You would be 15 years old today. We should be celebrating with cake and balloons. Your mommy should be teaching you to drive and I would be teaching you to fly. You always loved that I was a pilot teacher. One of our funniest memories was when we all went up to Jackie Torrence’s memorial service, and you told everyone that your Bebob was just a pilot but that your Memaw was a pilot teacher. As if that wasn’t funny enough, at the memorial service, you stood up and loudly exclaimed, “You mean we flew all the way to North Carolina just to see a gold box?” We still laugh about that. You were five. A very precious five.

We have wonderful memories and you are frozen in time as a perfect little boy. I have no doubt that, at 15, you would still be a perfect boy but you would be a teenager. You wouldn’t want us to call you Boogie Bear, and you would probably have times when you would be grumpy and temperamental. It is highly possible you would be a challenge, but in our mind you will always be our perfect, precious little 5 read old.  We have every confidence in the world that you would have grown up to be a fine young man, but we did not get to watch you grow. I’ll bet you would still love raw oysters, though, and that you would remember how to stop a stampeding elephant.

So many things are going through my mind. Would you have been good at sports? Where would you want to go to college?   Would you play the piano? Who would you take to your first prom? How would you like driving the Porsche, your favorite car to ride in to school. Would your mommy let me teach you to fly? You had so many friends and so much promise, and you left a profound mark on so many people. From a spiritual perspective, even at 5 you knew the meaning and the words of the Sacrament. More than once you reminded our ministers that they weren’t saying it correctly. They did not realize what Holy Communion meant to you and how important it was to you. It was truly a Holy Sacrame

You have four brothers and sisters who remind me of you, each and every day. Your sweet spirit lives on. We had James’ photo professionally made at three years old, and when they showed us the photos, I burst into tears. It was just like looking at you. Carly saw the photo of you on your tombstone and thought it was Jacob. Sarah Catherine has so many of your characteristics.

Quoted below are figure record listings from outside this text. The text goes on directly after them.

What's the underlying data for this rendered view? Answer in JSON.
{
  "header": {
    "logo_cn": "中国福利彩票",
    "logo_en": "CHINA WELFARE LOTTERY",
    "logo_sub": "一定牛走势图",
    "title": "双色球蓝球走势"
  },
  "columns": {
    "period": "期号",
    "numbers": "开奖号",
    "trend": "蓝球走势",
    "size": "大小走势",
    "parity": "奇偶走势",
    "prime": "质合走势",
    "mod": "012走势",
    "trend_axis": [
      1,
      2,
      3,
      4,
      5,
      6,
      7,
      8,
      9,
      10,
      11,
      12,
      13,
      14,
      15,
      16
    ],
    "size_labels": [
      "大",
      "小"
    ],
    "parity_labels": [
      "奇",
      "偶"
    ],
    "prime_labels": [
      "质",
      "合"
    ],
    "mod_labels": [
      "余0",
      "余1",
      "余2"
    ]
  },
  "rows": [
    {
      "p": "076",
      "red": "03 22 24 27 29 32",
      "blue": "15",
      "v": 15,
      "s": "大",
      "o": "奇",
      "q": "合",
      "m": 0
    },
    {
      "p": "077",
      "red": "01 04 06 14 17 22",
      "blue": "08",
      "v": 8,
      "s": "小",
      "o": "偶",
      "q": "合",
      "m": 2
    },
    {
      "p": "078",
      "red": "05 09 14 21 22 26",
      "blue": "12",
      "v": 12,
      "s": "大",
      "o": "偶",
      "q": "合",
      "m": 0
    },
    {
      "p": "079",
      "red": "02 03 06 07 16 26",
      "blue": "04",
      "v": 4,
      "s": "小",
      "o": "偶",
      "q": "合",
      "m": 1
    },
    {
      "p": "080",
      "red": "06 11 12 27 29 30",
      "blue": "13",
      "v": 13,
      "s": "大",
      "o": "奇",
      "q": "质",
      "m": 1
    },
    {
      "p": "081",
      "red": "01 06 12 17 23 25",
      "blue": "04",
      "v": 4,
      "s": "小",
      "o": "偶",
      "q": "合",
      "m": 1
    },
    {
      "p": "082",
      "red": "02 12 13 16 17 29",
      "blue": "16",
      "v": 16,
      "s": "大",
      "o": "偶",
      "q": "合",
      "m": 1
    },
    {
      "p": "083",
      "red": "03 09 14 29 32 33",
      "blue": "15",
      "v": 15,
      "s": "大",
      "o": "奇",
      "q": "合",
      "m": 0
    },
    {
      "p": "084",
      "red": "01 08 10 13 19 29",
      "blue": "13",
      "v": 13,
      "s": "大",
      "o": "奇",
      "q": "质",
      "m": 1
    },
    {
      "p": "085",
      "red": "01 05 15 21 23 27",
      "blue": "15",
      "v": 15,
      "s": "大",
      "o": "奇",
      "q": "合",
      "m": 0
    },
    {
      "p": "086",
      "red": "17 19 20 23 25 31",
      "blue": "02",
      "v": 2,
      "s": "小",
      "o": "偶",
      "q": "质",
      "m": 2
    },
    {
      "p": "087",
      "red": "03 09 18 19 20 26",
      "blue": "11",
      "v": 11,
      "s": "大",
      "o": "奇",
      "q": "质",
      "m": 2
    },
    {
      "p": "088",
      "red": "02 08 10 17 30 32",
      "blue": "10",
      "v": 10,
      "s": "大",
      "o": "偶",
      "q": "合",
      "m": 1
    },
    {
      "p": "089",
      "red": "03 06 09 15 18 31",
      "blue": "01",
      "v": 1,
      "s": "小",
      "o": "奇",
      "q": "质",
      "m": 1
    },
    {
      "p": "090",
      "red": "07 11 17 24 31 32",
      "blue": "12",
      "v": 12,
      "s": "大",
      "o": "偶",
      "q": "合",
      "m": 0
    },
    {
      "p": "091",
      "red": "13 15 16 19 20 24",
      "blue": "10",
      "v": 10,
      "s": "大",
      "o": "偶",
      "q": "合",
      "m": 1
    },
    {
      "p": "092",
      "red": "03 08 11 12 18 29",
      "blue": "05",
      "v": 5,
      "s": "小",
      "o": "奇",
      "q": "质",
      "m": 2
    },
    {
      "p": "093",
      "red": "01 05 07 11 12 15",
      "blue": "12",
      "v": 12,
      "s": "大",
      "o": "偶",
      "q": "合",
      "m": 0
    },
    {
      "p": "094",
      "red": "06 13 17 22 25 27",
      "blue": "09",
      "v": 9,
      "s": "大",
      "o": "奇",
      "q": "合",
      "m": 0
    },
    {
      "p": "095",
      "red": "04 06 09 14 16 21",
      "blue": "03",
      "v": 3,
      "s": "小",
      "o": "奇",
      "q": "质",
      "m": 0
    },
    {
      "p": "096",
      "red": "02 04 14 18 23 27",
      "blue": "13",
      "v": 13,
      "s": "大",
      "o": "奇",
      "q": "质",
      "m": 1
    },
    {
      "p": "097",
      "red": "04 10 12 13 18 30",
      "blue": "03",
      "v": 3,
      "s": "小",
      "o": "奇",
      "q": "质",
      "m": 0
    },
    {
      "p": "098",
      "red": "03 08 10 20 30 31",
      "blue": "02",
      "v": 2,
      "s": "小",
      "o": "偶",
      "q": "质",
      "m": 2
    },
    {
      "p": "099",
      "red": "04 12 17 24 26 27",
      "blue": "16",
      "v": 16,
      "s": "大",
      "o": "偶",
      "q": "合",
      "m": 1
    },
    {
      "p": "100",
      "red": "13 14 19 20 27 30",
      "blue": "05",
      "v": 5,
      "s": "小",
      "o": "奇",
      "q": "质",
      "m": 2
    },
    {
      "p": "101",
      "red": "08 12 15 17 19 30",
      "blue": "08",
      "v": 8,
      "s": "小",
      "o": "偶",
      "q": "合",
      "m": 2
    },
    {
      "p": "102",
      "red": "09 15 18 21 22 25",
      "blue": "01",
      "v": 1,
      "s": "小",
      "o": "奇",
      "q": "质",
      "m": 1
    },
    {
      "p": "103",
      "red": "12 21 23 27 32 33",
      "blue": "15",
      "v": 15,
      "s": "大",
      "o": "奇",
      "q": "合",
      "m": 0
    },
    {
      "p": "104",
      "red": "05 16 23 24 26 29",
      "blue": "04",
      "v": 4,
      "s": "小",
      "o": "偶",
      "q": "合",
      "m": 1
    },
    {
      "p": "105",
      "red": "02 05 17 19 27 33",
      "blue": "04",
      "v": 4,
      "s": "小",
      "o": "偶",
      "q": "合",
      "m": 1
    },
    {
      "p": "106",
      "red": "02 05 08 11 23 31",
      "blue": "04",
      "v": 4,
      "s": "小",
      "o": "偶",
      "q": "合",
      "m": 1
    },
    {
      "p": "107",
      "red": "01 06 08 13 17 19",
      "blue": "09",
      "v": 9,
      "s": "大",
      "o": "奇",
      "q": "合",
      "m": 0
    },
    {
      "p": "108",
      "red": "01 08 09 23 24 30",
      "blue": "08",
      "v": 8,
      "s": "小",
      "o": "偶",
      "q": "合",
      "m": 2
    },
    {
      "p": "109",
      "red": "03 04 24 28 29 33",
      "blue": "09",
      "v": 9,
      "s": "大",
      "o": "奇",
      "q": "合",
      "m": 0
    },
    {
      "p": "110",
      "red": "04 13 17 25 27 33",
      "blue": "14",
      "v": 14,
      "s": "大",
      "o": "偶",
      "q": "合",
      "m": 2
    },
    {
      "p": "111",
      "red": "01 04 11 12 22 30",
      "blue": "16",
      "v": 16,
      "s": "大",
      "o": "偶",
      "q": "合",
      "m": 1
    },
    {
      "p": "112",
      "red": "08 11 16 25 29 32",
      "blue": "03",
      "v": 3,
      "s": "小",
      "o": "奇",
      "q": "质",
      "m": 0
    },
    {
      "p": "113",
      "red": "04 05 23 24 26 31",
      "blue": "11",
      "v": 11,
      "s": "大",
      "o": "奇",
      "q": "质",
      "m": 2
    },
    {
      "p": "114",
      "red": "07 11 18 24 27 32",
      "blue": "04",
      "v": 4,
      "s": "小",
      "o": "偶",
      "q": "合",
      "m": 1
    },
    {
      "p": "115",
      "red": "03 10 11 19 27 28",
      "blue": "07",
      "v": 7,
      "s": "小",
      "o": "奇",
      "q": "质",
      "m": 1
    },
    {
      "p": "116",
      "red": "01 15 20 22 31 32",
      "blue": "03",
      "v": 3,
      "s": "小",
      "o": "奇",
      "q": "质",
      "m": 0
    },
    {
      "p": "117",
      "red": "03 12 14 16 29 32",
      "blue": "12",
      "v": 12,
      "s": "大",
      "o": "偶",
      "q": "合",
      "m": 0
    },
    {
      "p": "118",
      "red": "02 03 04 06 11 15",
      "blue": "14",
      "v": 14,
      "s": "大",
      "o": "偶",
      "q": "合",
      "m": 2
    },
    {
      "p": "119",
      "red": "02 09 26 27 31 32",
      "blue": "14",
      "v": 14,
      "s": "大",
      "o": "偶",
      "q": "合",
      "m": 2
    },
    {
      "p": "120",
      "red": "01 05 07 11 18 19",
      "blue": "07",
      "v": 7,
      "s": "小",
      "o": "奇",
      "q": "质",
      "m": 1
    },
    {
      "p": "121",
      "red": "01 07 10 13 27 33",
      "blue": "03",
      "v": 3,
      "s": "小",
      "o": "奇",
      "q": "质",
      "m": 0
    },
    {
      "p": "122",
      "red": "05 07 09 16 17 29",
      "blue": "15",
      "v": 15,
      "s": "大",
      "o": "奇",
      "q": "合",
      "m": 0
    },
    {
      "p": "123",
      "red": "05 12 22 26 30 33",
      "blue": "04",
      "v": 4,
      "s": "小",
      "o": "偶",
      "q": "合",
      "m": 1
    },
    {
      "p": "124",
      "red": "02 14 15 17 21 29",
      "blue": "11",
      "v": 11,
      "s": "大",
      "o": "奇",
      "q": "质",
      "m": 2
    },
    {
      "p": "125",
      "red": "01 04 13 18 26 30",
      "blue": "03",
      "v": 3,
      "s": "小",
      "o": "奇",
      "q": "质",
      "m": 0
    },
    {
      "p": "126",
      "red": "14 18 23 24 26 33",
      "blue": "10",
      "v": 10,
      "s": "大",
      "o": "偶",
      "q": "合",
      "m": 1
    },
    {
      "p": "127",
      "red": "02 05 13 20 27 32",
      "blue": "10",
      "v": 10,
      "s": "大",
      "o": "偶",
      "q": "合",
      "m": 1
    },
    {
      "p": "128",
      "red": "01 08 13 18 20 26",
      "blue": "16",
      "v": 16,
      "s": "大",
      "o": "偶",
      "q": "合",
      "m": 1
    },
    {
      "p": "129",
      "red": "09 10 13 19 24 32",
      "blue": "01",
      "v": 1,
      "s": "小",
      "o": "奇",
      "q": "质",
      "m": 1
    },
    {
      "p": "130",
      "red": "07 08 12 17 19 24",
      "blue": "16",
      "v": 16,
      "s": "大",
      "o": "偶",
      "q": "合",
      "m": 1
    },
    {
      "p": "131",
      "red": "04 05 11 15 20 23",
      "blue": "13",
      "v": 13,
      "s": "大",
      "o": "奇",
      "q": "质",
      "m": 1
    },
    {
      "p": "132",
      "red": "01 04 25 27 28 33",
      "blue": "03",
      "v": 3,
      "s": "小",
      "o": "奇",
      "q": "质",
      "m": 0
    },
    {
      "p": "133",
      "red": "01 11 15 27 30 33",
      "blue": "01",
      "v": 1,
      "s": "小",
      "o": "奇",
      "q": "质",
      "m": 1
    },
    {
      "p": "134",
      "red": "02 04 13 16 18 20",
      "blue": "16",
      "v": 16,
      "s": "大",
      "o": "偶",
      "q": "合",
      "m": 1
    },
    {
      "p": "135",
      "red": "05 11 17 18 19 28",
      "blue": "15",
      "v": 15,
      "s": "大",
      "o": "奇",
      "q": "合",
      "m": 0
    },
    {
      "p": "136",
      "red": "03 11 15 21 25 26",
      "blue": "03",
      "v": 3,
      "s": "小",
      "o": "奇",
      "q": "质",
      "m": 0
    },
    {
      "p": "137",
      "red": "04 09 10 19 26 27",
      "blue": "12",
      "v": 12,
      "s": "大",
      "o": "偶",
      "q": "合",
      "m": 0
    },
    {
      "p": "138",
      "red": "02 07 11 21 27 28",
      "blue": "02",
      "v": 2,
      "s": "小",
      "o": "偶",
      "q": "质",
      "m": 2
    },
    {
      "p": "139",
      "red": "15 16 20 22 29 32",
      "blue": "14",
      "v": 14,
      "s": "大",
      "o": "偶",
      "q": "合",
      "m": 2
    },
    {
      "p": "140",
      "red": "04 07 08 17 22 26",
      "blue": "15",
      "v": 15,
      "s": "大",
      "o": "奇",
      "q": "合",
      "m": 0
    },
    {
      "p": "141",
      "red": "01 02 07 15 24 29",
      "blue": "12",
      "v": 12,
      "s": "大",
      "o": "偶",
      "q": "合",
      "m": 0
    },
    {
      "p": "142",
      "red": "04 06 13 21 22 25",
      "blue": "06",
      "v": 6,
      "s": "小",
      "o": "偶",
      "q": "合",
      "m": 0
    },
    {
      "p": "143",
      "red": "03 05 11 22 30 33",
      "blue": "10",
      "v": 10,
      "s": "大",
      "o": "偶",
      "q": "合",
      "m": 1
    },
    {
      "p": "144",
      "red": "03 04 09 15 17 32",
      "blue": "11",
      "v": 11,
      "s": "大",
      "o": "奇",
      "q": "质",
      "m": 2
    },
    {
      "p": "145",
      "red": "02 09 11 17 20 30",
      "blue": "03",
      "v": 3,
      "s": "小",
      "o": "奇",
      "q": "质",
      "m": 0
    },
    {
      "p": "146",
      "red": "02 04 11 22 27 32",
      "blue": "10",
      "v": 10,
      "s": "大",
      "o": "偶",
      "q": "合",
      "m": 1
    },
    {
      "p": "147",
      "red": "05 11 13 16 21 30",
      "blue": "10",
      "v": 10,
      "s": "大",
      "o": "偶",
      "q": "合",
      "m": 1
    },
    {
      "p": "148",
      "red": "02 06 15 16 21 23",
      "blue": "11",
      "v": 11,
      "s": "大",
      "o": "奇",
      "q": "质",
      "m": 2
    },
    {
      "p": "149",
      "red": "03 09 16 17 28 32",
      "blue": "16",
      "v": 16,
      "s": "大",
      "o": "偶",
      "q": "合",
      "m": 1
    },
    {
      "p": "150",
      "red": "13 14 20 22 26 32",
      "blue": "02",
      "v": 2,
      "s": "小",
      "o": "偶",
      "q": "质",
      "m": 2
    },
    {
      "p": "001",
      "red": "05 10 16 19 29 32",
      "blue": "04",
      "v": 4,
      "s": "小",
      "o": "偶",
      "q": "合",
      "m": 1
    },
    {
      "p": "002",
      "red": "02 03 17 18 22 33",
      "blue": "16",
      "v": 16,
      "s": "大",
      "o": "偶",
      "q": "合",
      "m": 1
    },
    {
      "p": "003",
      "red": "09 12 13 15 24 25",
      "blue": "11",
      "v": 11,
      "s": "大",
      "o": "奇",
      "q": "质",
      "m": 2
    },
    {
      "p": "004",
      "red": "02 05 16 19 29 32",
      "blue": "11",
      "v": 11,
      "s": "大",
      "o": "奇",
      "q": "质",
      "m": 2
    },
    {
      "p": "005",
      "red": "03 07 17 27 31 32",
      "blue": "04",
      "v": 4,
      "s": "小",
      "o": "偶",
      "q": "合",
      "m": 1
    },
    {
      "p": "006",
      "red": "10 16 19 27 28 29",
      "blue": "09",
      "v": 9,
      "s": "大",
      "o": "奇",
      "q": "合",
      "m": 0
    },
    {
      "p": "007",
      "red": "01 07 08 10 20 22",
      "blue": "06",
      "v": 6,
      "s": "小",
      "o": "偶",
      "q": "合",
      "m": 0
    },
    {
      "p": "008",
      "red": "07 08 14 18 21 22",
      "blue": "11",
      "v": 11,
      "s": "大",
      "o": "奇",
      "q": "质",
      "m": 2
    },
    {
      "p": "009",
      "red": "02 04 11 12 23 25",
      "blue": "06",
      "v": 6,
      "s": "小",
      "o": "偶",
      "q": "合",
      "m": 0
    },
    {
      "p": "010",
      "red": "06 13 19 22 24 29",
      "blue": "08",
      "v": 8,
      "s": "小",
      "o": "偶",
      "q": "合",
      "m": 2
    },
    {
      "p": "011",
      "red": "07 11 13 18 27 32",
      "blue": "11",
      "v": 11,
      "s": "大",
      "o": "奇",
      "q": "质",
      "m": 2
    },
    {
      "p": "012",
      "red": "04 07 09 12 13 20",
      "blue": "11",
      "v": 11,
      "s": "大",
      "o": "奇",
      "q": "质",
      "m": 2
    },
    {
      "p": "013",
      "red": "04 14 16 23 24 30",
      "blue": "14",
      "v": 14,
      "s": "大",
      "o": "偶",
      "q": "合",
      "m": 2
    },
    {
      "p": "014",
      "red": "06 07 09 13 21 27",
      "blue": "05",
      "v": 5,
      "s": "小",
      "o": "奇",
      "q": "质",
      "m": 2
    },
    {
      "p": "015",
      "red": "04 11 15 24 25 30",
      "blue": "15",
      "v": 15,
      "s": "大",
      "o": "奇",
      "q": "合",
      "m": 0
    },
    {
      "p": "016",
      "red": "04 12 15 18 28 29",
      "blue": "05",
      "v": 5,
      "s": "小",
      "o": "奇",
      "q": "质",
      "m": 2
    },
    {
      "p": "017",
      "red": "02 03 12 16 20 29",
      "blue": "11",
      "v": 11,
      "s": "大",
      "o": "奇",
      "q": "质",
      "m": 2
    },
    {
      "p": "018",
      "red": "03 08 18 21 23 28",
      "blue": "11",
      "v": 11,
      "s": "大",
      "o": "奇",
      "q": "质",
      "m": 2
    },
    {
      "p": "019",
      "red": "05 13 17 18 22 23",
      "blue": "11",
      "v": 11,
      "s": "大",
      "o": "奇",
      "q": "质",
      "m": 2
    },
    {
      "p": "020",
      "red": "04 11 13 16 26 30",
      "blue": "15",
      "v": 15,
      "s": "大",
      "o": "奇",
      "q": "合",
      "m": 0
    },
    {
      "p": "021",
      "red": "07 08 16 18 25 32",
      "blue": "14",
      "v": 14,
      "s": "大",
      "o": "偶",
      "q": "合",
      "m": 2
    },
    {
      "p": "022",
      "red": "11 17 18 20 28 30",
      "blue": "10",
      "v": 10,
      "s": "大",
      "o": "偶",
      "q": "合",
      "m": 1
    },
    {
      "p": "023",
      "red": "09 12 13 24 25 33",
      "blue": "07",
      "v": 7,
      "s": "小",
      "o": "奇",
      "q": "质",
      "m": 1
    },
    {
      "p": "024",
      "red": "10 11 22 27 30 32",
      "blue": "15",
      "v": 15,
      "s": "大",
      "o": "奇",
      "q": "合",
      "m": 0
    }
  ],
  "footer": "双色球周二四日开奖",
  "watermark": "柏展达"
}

I think we all struggle, at least to some degree, with the loss we suffered the day you were killed. It was a senseless accident and I personally have problems forgiving the man who so recklessly drove down Happy Valley Circle that day, talking on his cell phone. I know what my Christian beliefs tell me to do, but it is not easy. There are times I wish he could feel our pain, and that I hope he is haunted by his actions. I remind myself that you would, even at 5, tell me that was not right to feel that way. You were wise beyond your years.

As we reflect today on our gratitude, it is important for us to celebrate what was and the profound impact you had on so many people. We miss you. You gave us so much joy and laughter. You will forever be our perfect little boy. Your legacy lives on, though, in the service your mommy provides to other people who have lost their children.

Happy birthday, sweet Glenn. Today we will focus on our good memories. We will celebrate and we will give to the children at the Children’s Home, whom you were always so concerned about, even as a little boy. We will keep your legacy alive.

We love you, Glenn Milton Price. March 22, 2000 – November 2, 2005. You were gone too soon.